The placement on Positive Watch reflects uncertainty regarding Sequa's long-term capital structure and strategy following the divestiture. Fitch expects that the company will use nearly all of the proceeds from the transaction to reduce its debt balance and improve its financial profile to a level more commensurate with the 'B' rating category, which would lead to an upgrade of the company's ratings to at least 'B-'. Sequa's weak credit metrics, limited financial flexibility and vulnerable FCF have been the main factors driving the 'CCC+' rating in recent years.

The transaction is anticipated to close by the end of May, at which point Fitch intends to resolve the Rating Watch.

Key Rating Drivers

Divesting Precoat: Sequa announced on March 7, 2022 that it plans to sell its Precoat business to AZZ Inc. for $1.28 billion, or around $1.13 billion of net proceeds. Fitch has historically viewed Sequa's Precoat business as a positive driver of the rating, offsetting aerospace aftermarket cyclicality with stable and high margin revenue, and a strong market position.

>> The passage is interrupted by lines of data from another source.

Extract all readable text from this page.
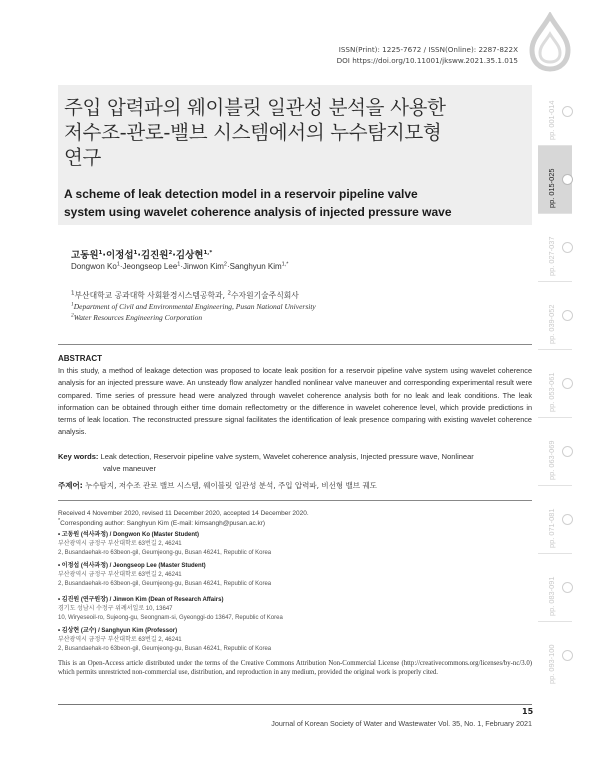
ISSN(Print): 1225-7672 / ISSN(Online): 2287-822X
DOI https://doi.org/10.11001/jksww.2021.35.1.015
주입 압력파의 웨이블릿 일관성 분석을 사용한
저수조-관로-밸브 시스템에서의 누수탐지모형
연구
A scheme of leak detection model in a reservoir pipeline valve
system using wavelet coherence analysis of injected pressure wave
고동원$^1$·이정섭$^1$·김진원$^2$·김상현$^{1,*}$
Dongwon $Ko^1\cdot Jeongseop$ Lee$^1$·Jinwon Kim$^2$·Sanghyun Kim$^{1,*}$
$^1$부산대학교 공과대학 사회환경시스템공학과, $^2$수자원기술주식회사
$^1$Department of Civil and Environmental Engineering, Pusan National University
$^2$Water Resources Engineering Corporation
ABSTRACT
In this study, a method of leakage detection was proposed to locate leak position for a reservoir pipeline valve system using wavelet coherence analysis for an injected pressure wave. An unsteady flow analyzer handled nonlinear valve maneuver and corresponding experimental result were compared. Time series of pressure head were analyzed through wavelet coherence analysis both for no leak and leak conditions. The leak information can be obtained through either time domain reflectometry or the difference in wavelet coherence level, which provide predictions in terms of leak location. The reconstructed pressure signal facilitates the identification of leak presence comparing with existing wavelet coherence analysis.
Key words: Leak detection, Reservoir pipeline valve system, Wavelet coherence analysis, Injected pressure wave, Nonlinear
valve maneuver
주제어: 누수탐지, 저수조 관로 밸브 시스템, 웨이블릿 일관성 분석, 주입 압력파, 비선형 밸브 궤도
Received 4 November 2020, revised 11 December 2020, accepted 14 December 2020.
*Corresponding author: Sanghyun Kim (E-mail: kimsangh@pusan.ac.kr)
• 고동원 (석사과정) / Dongwon Ko (Master Student)
부산광역시 금정구 부산대학로 63번길 2, 46241
2, Busandaehak-ro 63beon-gil, Geumjeong-gu, Busan 46241, Republic of Korea
• 이정섭 (석사과정) / Jeongseop Lee (Master Student)
부산광역시 금정구 부산대학로 63번길 2, 46241
2, Busandaehak-ro 63beon-gil, Geumjeong-gu, Busan 46241, Republic of Korea
• 김진원 (연구원장) / Jinwon Kim (Dean of Research Affairs)
경기도 성남시 수정구 위례서일로 10, 13647
10, Wiryeseoil-ro, Sujeong-gu, Seongnam-si, Gyeonggi-do 13647, Republic of Korea
• 김상현 (교수) / Sanghyun Kim (Professor)
부산광역시 금정구 부산대학로 63번길 2, 46241
2, Busandaehak-ro 63beon-gil, Geumjeong-gu, Busan 46241, Republic of Korea
This is an Open-Access article distributed under the terms of the Creative Commons Attribution Non-Commercial License (http://creativecommons.org/licenses/by-nc/3.0) which permits unrestricted non-commercial use, distribution, and reproduction in any medium, provided the original work is properly cited.
15
Journal of Korean Society of Water and Wastewater Vol. 35, No. 1, February 2021
pp. 001-014
pp. 015-025
pp. 027-037
pp. 039-052
pp. 053-061
pp. 063-069
pp. 071-081
pp. 083-091
pp. 093-100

Fitch believes materially reducing debt would offset the impact of Sequa losing its stronger performing segment and will likely lead to a positive rating action upon completion.

Sub-4x Leverage Forecast Post-Transaction: Fitch expects Sequa will use nearly all of the proceeds from the transaction to repay debt and reduce leverage. The agency projects the RemainCo will operate with between $300 million and $400 million of debt post-divestiture, leverage below 4x and coverage above 3x, a level more in line with at least the 'B' category. However, given the cyclicality of the aerospace market and lower diversification without Precoat, the company's operational profile is generally consistent with 'B' category characteristics.

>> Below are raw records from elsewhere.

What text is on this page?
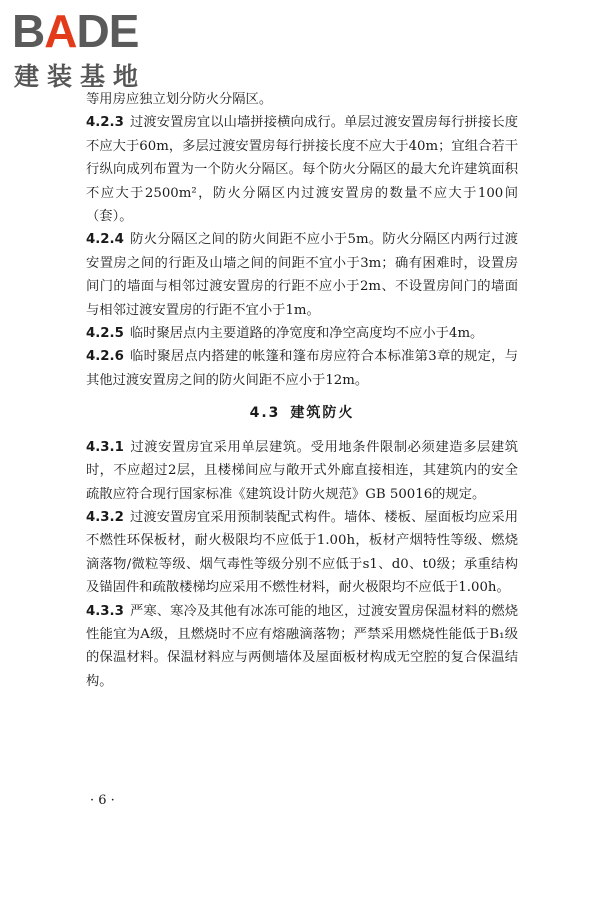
BADE
建装基地

等用房应独立划分防火分隔区。

4.2.3 过渡安置房宜以山墙拼接横向成行。单层过渡安置房每行拼接长度不应大于60m，多层过渡安置房每行拼接长度不应大于40m；宜组合若干行纵向成列布置为一个防火分隔区。每个防火分隔区的最大允许建筑面积不应大于2500m²，防火分隔区内过渡安置房的数量不应大于100间（套）。

4.2.4 防火分隔区之间的防火间距不应小于5m。防火分隔区内两行过渡安置房之间的行距及山墙之间的间距不宜小于3m；确有困难时，设置房间门的墙面与相邻过渡安置房的行距不应小于2m、不设置房间门的墙面与相邻过渡安置房的行距不宜小于1m。

4.2.5 临时聚居点内主要道路的净宽度和净空高度均不应小于4m。

4.2.6 临时聚居点内搭建的帐篷和篷布房应符合本标准第3章的规定，与其他过渡安置房之间的防火间距不应小于12m。

4.3 建筑防火

4.3.1 过渡安置房宜采用单层建筑。受用地条件限制必须建造多层建筑时，不应超过2层，且楼梯间应与敞开式外廊直接相连，其建筑内的安全疏散应符合现行国家标准《建筑设计防火规范》GB 50016的规定。

4.3.2 过渡安置房宜采用预制装配式构件。墙体、楼板、屋面板均应采用不燃性环保板材，耐火极限均不应低于1.00h，板材产烟特性等级、燃烧滴落物/微粒等级、烟气毒性等级分别不应低于s1、d0、t0级；承重结构及锚固件和疏散楼梯均应采用不燃性材料，耐火极限均不应低于1.00h。

4.3.3 严寒、寒冷及其他有冰冻可能的地区，过渡安置房保温材料的燃烧性能宜为A级，且燃烧时不应有熔融滴落物；严禁采用燃烧性能低于B₁级的保温材料。保温材料应与两侧墙体及屋面板材构成无空腔的复合保温结构。

· 6 ·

Profitability Improving and Stabilizing: Fitch believes following the transaction the RemainCo will operate with mid-teen segment margins and generate neutral-to-positive FCF. The aerospace recovery is likely to continue through 2024-2025 and should provide stability to Sequa's operating and financial profiles, which have been strained over the past few years.

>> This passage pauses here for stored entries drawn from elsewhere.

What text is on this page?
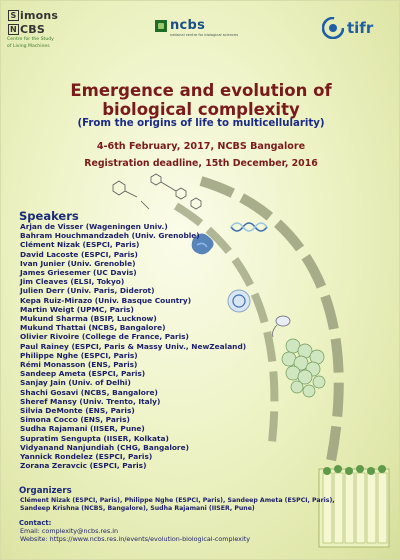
S imons
N CBS
Centre for the Study
of Living Machines
ncbs
national centre for biological sciences	tifr
Emergence and evolution of
biological complexity
(From the origins of life to multicellularity)
4-6th February, 2017, NCBS Bangalore
Registration deadline, 15th December, 2016
Speakers
Arjan de Visser (Wageningen Univ.)
Bahram Houchmandzadeh (Univ. Grenoble)
Clément Nizak (ESPCI, Paris)
David Lacoste (ESPCI, Paris)
Ivan Junier (Univ. Grenoble)
James Griesemer (UC Davis)
Jim Cleaves (ELSI, Tokyo)
Julien Derr (Univ. Paris, Diderot)
Kepa Ruiz-Mirazo (Univ. Basque Country)
Martin Weigt (UPMC, Paris)
Mukund Sharma (BSIP, Lucknow)
Mukund Thattai (NCBS, Bangalore)
Olivier Rivoire (College de France, Paris)
Paul Rainey (ESPCI, Paris & Massy Univ., NewZealand)
Philippe Nghe (ESPCI, Paris)
Rémi Monasson (ENS, Paris)
Sandeep Ameta (ESPCI, Paris)
Sanjay Jain (Univ. of Delhi)
Shachi Gosavi (NCBS, Bangalore)
Sheref Mansy (Univ. Trento, Italy)
Silvia DeMonte (ENS, Paris)
Simona Cocco (ENS, Paris)
Sudha Rajamani (IISER, Pune)
Supratim Sengupta (IISER, Kolkata)
Vidyanand Nanjundiah (CHG, Bangalore)
Yannick Rondelez (ESPCI, Paris)
Zorana Zeravcic (ESPCI, Paris)
Organizers
Clément Nizak (ESPCI, Paris), Philippe Nghe (ESPCI, Paris), Sandeep Ameta (ESPCI, Paris),
Sandeep Krishna (NCBS, Bangalore), Sudha Rajamani (IISER, Pune)
Contact:
Email: complexity@ncbs.res.in
Website: https://www.ncbs.res.in/events/evolution-biological-complexity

Technology Remains Important: Technology employed by Sequa subsidiary Chromalloy supports the parent's rating. The company has made significant progress integrating itself within customers' workflows to provide bespoke manufacturing solutions. This has resulted in more sticky relationships than Sequa has historically maintained. However, the company must continue to work to maintain these relations, as future innovation by competitors could severely affect its credit profile.

Weaker Diversification: Fitch views the divestiture of Precoat as weakening Sequa's diversification and heightening the company's overall cash flow risk profile. While these concerns are generally offset by the improving financial profile, we expect Sequa will be more susceptible to secular and cyclical aviation downturns than with Precoat. Approximately two-thirds of the overall business serves the aerospace market, with the majority of that related to aftermarket sales and services.

Derivation Summary

Sequa's credit metrics prior to the divestiture are in line with Fitch's expectations for a 'CCC+' rating. Leverage is high and comparable to similarly rated companies; liquidity and financial flexibility are limited; and the company has generated volatile but mostly negative FCF on average over the past few years. Fitch expects the company's metrics could improve marginally over the next few years depending on the shape of the recovery of the aerospace market.

Chromalloy faces pressure in the commercial aviation aftermarket business from OEMs and other like-sized or larger players, despite its various contract awards over the past few years. Fitch considers Chromalloy's technology to be supportive of the rating; however, future innovation by competitors could severely affect the Sequa's credit profile.